The early start of RAGT facilitated reorganization in both the lesioned and non-lesioned hemispheres. In the subacute phase after stroke, perilesional activation has been observed, particularly near the motor cortical area (Carey, 2017; Kleiser, Wittsack, Butefisch, Jorgens, & Seitz, 2005). The enhanced perilesional excitability transmitted to the intact brain regions that can cover the injured function (gait in this study) (Butefisch et al., 2005; Carey, 2017). It was found that the early start of repetitive gait training using RAGT may bilaterally activate the lower limb representing areas in the brain (D. H. Lee, Hong, & Han, 2014). Furthermore, previous studies have reported that early intensive rehabilitation appears to determine motor improvement (Boake et al., 2007; Kwakkel, Wagenaar, Twisk, Lankhorst, & Koetsier, 1999). Therefore, repetitive training using RAGT, which involves bilateral lower limb activity, may induce bi-hemispheric changes only in the early stage after stroke. There is no significant correlation between bi-hemispheric changes and clinical improvement, but early activation and reorganization may be correlated with long-term improvement after stroke.

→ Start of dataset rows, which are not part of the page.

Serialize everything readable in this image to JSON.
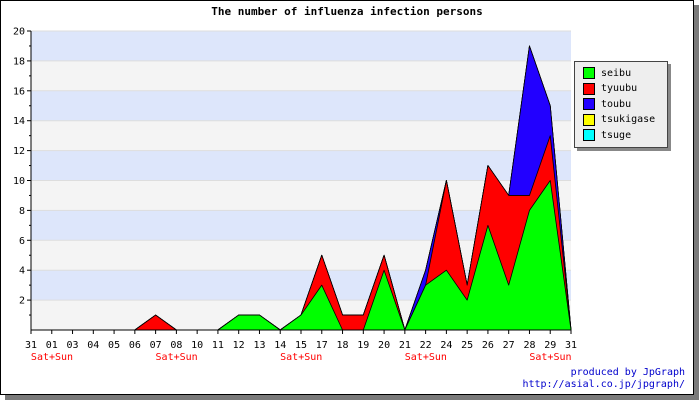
{
  "chart_data": {
    "type": "area",
    "stacked": true,
    "title": "The number of influenza infection persons",
    "categories": [
      "31",
      "01",
      "03",
      "04",
      "05",
      "06",
      "07",
      "08",
      "10",
      "11",
      "12",
      "13",
      "14",
      "15",
      "17",
      "18",
      "19",
      "20",
      "21",
      "22",
      "24",
      "25",
      "26",
      "27",
      "28",
      "29",
      "31"
    ],
    "weekend_marks": [
      {
        "index": 0,
        "label": "Sat+Sun"
      },
      {
        "index": 6,
        "label": "Sat+Sun"
      },
      {
        "index": 12,
        "label": "Sat+Sun"
      },
      {
        "index": 18,
        "label": "Sat+Sun"
      },
      {
        "index": 24,
        "label": "Sat+Sun"
      }
    ],
    "ylim": [
      0,
      20
    ],
    "yticks": [
      2,
      4,
      6,
      8,
      10,
      12,
      14,
      16,
      18,
      20
    ],
    "grid": "horizontal bands",
    "legend_position": "right",
    "series": [
      {
        "name": "seibu",
        "color": "#00ff00",
        "values": [
          0,
          0,
          0,
          0,
          0,
          0,
          0,
          0,
          0,
          0,
          1,
          1,
          0,
          1,
          3,
          0,
          0,
          4,
          0,
          3,
          4,
          2,
          7,
          3,
          8,
          10,
          0
        ]
      },
      {
        "name": "tyuubu",
        "color": "#ff0000",
        "values": [
          0,
          0,
          0,
          0,
          0,
          0,
          1,
          0,
          0,
          0,
          0,
          0,
          0,
          0,
          2,
          1,
          1,
          1,
          0,
          0,
          6,
          1,
          4,
          6,
          1,
          3,
          0
        ]
      },
      {
        "name": "toubu",
        "color": "#2200ff",
        "values": [
          0,
          0,
          0,
          0,
          0,
          0,
          0,
          0,
          0,
          0,
          0,
          0,
          0,
          0,
          0,
          0,
          0,
          0,
          0,
          1,
          0,
          0,
          0,
          0,
          10,
          2,
          0
        ]
      },
      {
        "name": "tsukigase",
        "color": "#ffff00",
        "values": [
          0,
          0,
          0,
          0,
          0,
          0,
          0,
          0,
          0,
          0,
          0,
          0,
          0,
          0,
          0,
          0,
          0,
          0,
          0,
          0,
          0,
          0,
          0,
          0,
          0,
          0,
          0
        ]
      },
      {
        "name": "tsuge",
        "color": "#00ffff",
        "values": [
          0,
          0,
          0,
          0,
          0,
          0,
          0,
          0,
          0,
          0,
          0,
          0,
          0,
          0,
          0,
          0,
          0,
          0,
          0,
          0,
          0,
          0,
          0,
          0,
          0,
          0,
          0
        ]
      }
    ]
  },
  "credits": {
    "line1": "produced by JpGraph",
    "line2": "http://asial.co.jp/jpgraph/"
  }
}
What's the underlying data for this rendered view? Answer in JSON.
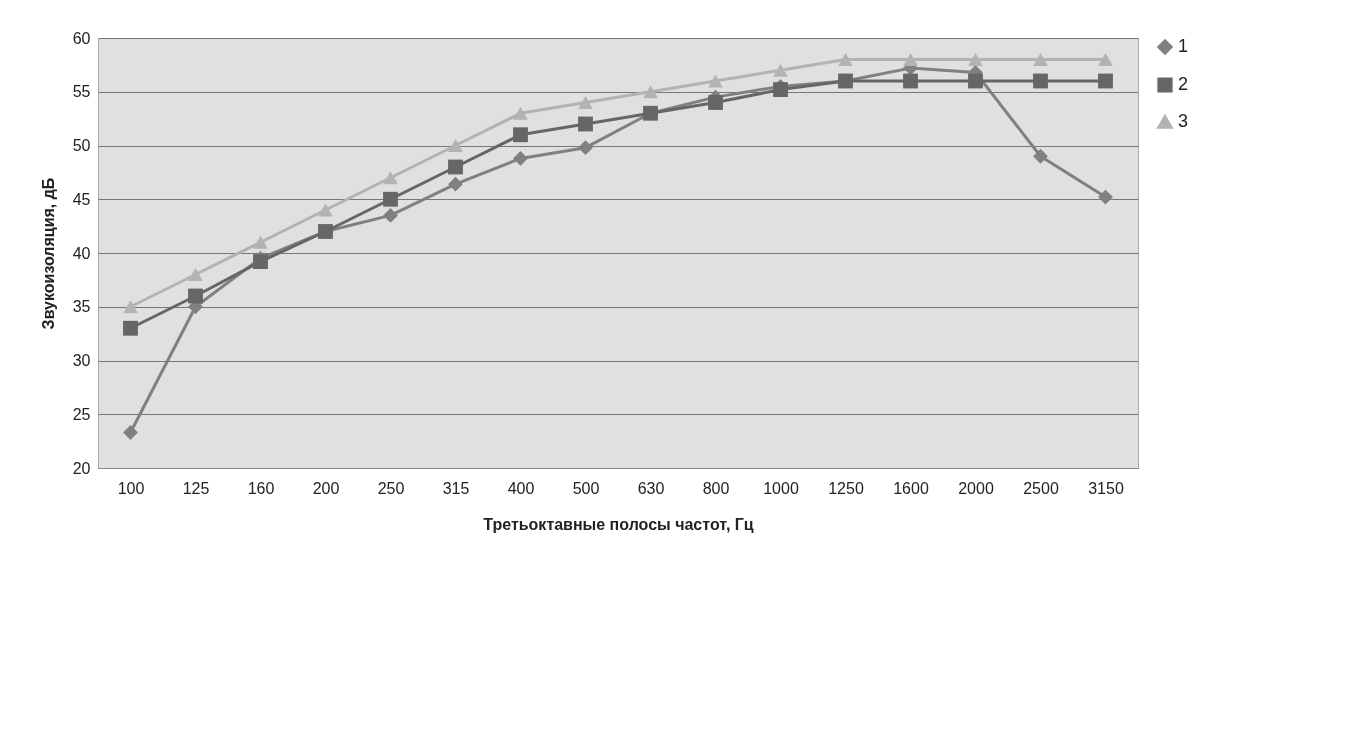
{
  "chart_data": {
    "type": "line",
    "xlabel": "Третьоктавные полосы частот, Гц",
    "ylabel": "Звукоизоляция, дБ",
    "categories": [
      "100",
      "125",
      "160",
      "200",
      "250",
      "315",
      "400",
      "500",
      "630",
      "800",
      "1000",
      "1250",
      "1600",
      "2000",
      "2500",
      "3150"
    ],
    "series": [
      {
        "name": "1",
        "color": "#808080",
        "marker": "diamond",
        "values": [
          23.3,
          35,
          39.5,
          42,
          43.5,
          46.4,
          48.8,
          49.8,
          53,
          54.5,
          55.5,
          56,
          57.2,
          56.8,
          49,
          45.2
        ]
      },
      {
        "name": "2",
        "color": "#666666",
        "marker": "square",
        "values": [
          33,
          36,
          39.2,
          42,
          45,
          48,
          51,
          52,
          53,
          54,
          55.2,
          56,
          56,
          56,
          56,
          56
        ]
      },
      {
        "name": "3",
        "color": "#b3b3b3",
        "marker": "triangle",
        "values": [
          35,
          38,
          41,
          44,
          47,
          50,
          53,
          54,
          55,
          56,
          57,
          58,
          58,
          58,
          58,
          58
        ]
      }
    ],
    "ylim": [
      20,
      60
    ],
    "yticks": [
      20,
      25,
      30,
      35,
      40,
      45,
      50,
      55,
      60
    ],
    "grid": "y",
    "legend": "right"
  }
}
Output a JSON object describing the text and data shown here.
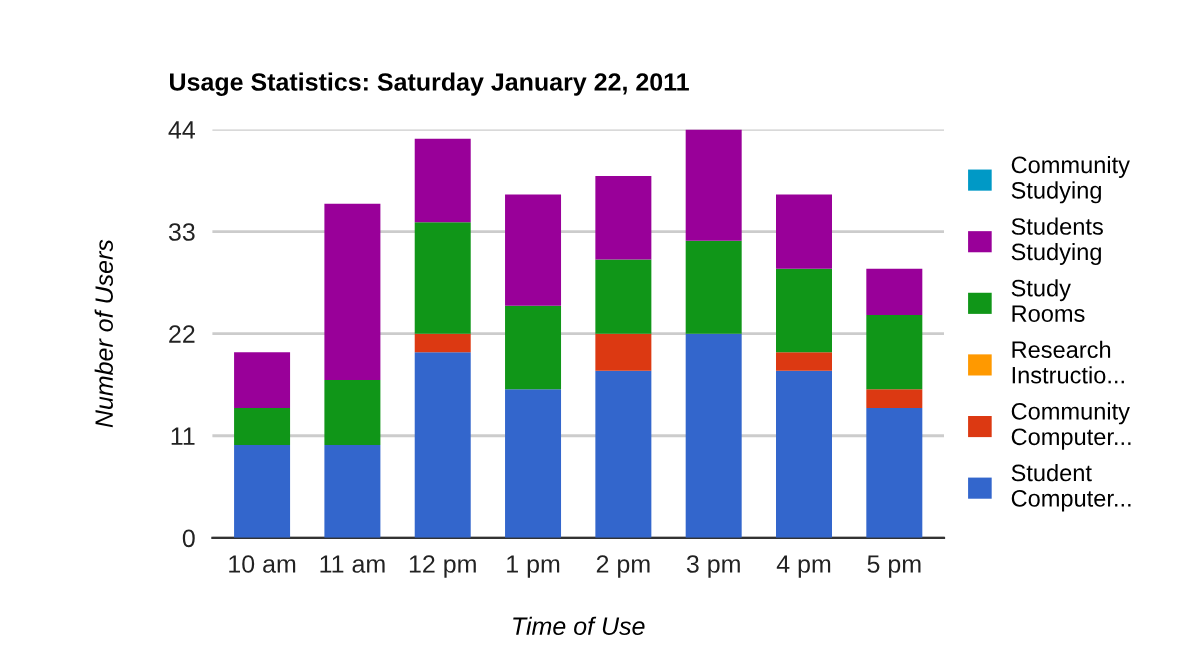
{
  "chart_data": {
    "type": "bar",
    "stacked": true,
    "title": "Usage Statistics: Saturday January 22, 2011",
    "xlabel": "Time of Use",
    "ylabel": "Number of Users",
    "categories": [
      "10 am",
      "11 am",
      "12 pm",
      "1 pm",
      "2 pm",
      "3 pm",
      "4 pm",
      "5 pm"
    ],
    "series": [
      {
        "name": "Student\nComputer...",
        "color": "#3366cc",
        "values": [
          10,
          10,
          20,
          16,
          18,
          22,
          18,
          14
        ]
      },
      {
        "name": "Community\nComputer...",
        "color": "#dc3912",
        "values": [
          0,
          0,
          2,
          0,
          4,
          0,
          2,
          2
        ]
      },
      {
        "name": "Research\nInstructio...",
        "color": "#ff9900",
        "values": [
          0,
          0,
          0,
          0,
          0,
          0,
          0,
          0
        ]
      },
      {
        "name": "Study\nRooms",
        "color": "#109618",
        "values": [
          4,
          7,
          12,
          9,
          8,
          10,
          9,
          8
        ]
      },
      {
        "name": "Students\nStudying",
        "color": "#990099",
        "values": [
          6,
          19,
          9,
          12,
          9,
          12,
          8,
          5
        ]
      },
      {
        "name": "Community\nStudying",
        "color": "#0099c6",
        "values": [
          0,
          0,
          0,
          0,
          0,
          0,
          0,
          0
        ]
      }
    ],
    "ylim": [
      0,
      44
    ],
    "yticks": [
      0,
      11,
      22,
      33,
      44
    ],
    "grid": "y",
    "legend": "right"
  }
}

There were limitations in this study that should be considered when interpreting the results. First, this study had a relatively small sample size with heterogeneity in stroke etiology. Second, the left hemisphere lesions were flipped to the right side; thus, the contribution of laterality to right or left hemisphere in gait function is unclear. Third, this study only included male patients because of our institutional characteristics. Because the gait characteristics and recovery process after stroke between men and women are different, our findings may not be generalizable to all populations. Despite these limitations, this is the first study to show the effect of RAGT compared with a control group. Furthermore, we also investigated the difference between early and late start of RAGT after stroke. A longitudinal study with a large sample is required to evaluate the association with clinical improvement.
In conclusion, RAGT facilitates gait recovery by activating multiple brain areas of the non-lesioned hemisphere. The early start of RAGT may have an additional beneficial effect to the perilesional brain areas in the lesioned hemisphere. Therefore, repetitive training using RAGT may induce bi-hemispheric changes only in the early stage after stroke.
Conflict of interest
The authors declare no conflicts of interest.
Funding
The study was supported by a grant from the National Research Foundation of Korea, funded by the Ministry of Science and ICT, Government of Korea (No. 2017R1C1B1003132).